I am constantly involved in benefit shows almost to the point where it is getting a little difficult. Once it is widely known that you do benefits people just come out of the woodwork.

Have there been any charities that are close to your heart that you are involved in?

I have done lots with the American Cancer Society; Pediatric Aids; The Ameristreet Foundation, that is low income housing that we started in Charleston. I have also done work with Junior Golf; Project Host and Soup Kitchen of Greenville; and I just did a thing for the Spartanburg County Regional Health Center for congestive heart failure, and just recently did something for Muscular Dystrophy Association. I am sure if you gave me another hour I could come up with more. I do an annual show for the Burn Center in  Augusta,  Georgia. I play and then hang out at the center and play for the kids. I do lots of private stuff and get lots of phone calls.

Helping others, man.
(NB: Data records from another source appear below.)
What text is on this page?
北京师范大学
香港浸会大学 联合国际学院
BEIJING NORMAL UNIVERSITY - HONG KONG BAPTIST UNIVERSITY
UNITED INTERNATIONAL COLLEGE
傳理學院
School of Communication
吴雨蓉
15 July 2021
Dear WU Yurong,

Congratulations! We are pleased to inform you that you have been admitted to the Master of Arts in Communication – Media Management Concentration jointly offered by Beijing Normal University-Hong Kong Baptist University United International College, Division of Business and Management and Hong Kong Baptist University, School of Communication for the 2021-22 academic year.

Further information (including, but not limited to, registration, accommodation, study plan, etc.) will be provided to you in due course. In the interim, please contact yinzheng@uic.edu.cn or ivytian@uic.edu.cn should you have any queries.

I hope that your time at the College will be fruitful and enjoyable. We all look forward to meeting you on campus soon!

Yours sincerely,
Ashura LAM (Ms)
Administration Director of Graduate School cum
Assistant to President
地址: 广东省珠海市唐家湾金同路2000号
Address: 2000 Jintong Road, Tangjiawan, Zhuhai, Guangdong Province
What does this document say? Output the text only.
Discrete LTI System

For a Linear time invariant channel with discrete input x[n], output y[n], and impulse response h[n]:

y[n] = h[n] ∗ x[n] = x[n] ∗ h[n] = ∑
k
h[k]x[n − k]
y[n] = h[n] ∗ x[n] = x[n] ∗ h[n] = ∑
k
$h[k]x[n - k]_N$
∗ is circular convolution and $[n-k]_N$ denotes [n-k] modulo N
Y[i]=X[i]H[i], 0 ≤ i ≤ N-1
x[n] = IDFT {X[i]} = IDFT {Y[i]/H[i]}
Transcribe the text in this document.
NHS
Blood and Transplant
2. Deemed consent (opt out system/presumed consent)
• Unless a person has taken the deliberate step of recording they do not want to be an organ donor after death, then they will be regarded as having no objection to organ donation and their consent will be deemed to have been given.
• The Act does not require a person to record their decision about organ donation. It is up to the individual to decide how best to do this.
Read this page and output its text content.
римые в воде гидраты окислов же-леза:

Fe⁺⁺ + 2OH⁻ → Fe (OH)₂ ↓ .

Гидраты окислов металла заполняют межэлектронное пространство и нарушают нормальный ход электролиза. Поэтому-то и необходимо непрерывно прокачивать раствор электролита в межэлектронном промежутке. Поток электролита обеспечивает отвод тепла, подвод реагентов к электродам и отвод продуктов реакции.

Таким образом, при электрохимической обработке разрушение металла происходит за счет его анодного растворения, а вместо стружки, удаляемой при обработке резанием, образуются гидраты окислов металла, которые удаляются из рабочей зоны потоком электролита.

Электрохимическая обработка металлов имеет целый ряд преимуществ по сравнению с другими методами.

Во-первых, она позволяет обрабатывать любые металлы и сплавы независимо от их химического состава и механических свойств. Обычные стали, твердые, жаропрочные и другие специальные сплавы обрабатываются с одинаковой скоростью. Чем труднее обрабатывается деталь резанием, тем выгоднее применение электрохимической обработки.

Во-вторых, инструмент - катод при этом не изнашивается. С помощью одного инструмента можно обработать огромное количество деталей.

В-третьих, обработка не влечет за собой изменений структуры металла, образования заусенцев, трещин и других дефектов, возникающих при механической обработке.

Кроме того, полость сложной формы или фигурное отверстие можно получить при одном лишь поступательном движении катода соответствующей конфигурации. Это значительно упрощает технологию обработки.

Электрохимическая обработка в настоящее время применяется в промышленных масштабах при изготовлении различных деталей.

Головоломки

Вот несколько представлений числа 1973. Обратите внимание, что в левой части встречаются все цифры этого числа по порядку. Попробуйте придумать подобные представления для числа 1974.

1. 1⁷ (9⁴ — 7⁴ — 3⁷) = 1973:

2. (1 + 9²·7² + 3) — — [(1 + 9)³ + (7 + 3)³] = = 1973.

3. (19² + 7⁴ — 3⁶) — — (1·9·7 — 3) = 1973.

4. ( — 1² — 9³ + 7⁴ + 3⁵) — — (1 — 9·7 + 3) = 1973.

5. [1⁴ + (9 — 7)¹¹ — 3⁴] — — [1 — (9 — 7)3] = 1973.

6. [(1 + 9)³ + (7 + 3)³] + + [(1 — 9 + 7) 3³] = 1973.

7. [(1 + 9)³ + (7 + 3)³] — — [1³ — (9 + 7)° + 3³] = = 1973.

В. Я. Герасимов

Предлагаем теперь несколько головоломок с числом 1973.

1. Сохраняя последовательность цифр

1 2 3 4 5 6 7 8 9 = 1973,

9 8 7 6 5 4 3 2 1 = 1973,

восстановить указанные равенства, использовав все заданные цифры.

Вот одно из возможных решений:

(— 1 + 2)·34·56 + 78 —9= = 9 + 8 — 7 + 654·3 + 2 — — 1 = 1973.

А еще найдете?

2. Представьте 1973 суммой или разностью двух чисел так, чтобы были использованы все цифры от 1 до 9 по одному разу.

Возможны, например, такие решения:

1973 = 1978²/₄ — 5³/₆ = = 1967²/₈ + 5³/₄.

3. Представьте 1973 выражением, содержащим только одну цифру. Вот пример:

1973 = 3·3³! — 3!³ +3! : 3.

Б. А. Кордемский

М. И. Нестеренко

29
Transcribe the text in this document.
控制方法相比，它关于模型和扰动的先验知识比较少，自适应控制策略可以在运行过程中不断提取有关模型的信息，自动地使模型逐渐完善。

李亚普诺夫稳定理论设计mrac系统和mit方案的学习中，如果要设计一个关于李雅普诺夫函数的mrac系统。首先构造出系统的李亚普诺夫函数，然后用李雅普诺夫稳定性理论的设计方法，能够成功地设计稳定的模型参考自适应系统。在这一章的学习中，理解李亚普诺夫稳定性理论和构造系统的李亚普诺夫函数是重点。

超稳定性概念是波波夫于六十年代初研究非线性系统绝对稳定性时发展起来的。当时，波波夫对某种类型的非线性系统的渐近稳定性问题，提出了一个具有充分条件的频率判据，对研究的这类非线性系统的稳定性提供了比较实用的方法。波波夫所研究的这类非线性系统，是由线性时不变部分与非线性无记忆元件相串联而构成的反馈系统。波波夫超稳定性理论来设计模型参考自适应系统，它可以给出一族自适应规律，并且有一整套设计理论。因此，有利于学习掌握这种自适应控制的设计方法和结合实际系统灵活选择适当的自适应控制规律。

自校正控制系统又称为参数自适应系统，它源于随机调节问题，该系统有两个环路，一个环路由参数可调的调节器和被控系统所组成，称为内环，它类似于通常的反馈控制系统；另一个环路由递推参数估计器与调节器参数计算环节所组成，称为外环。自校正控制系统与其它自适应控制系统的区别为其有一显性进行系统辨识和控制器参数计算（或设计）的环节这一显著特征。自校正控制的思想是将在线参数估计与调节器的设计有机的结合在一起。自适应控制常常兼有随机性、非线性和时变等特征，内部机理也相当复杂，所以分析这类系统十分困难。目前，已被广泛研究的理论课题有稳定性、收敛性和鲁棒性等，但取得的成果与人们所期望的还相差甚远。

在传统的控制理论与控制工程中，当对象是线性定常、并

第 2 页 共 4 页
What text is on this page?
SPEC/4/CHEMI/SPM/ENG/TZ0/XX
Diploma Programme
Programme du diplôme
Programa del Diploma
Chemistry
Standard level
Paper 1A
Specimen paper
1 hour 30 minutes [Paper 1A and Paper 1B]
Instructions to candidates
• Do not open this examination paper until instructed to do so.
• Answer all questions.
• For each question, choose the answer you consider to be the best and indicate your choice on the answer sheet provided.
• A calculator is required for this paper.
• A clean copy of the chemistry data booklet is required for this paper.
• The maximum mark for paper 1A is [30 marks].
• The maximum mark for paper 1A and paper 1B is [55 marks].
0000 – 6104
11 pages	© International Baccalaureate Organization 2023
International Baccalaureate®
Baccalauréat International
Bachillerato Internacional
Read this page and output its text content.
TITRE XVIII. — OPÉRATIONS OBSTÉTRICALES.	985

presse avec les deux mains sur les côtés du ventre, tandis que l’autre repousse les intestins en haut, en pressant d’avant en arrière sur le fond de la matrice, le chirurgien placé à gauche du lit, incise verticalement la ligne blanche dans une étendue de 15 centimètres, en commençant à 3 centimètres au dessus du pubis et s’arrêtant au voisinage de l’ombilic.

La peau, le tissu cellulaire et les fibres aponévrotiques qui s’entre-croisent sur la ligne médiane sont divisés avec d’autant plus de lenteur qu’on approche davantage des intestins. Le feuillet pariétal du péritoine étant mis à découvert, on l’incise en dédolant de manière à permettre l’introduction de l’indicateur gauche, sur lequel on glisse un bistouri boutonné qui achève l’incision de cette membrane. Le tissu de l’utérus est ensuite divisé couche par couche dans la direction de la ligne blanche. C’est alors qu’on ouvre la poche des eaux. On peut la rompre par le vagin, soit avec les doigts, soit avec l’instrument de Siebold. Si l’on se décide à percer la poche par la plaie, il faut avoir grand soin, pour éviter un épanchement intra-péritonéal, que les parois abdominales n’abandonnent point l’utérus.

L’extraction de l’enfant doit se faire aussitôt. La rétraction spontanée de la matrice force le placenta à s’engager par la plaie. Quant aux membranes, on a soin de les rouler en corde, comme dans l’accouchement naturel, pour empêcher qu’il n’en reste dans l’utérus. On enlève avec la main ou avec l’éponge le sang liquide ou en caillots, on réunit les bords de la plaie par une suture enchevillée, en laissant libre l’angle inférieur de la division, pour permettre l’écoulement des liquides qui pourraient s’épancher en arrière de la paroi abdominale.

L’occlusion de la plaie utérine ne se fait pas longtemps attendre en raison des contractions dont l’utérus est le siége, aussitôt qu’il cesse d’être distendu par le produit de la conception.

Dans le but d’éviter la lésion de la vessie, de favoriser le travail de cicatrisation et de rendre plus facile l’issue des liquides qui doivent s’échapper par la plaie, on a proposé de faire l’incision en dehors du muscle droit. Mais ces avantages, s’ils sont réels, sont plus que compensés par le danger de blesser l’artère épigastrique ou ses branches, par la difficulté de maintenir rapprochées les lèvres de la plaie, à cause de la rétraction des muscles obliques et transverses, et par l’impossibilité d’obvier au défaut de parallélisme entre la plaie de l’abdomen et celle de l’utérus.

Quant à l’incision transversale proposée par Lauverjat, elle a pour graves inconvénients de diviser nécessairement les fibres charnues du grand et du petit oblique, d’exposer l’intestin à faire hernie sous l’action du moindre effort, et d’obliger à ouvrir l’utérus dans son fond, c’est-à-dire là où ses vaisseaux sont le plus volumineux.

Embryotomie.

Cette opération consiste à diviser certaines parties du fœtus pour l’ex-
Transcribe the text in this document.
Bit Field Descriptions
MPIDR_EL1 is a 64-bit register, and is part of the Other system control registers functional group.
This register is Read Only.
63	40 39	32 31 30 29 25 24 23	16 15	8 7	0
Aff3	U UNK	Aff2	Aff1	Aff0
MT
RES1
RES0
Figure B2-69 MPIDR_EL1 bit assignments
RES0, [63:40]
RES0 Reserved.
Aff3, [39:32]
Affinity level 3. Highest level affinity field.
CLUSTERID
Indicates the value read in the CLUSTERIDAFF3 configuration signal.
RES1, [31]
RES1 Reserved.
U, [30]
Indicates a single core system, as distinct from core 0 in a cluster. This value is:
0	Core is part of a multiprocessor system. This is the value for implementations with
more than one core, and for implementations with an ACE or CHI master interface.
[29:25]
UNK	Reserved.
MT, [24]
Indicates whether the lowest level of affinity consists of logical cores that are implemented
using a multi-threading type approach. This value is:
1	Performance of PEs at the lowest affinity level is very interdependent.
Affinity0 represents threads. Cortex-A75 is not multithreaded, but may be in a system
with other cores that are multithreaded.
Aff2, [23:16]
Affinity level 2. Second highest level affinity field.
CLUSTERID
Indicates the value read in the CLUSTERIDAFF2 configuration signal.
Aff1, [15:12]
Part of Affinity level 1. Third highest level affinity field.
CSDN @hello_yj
That is one of the most important things that we can do.

It is one of the biggest benefits of the job, that is for sure.

What is coming up for you in the near future?

I am going to come home and have a happy Thanksgiving, get some sleep. I am back on the road in December and starting back hard from February into the summer. I will be out on the road and work hard and try to accomplish the goal of entrenching ourselves into the music scene for the next 10 years so we can do what we love to do.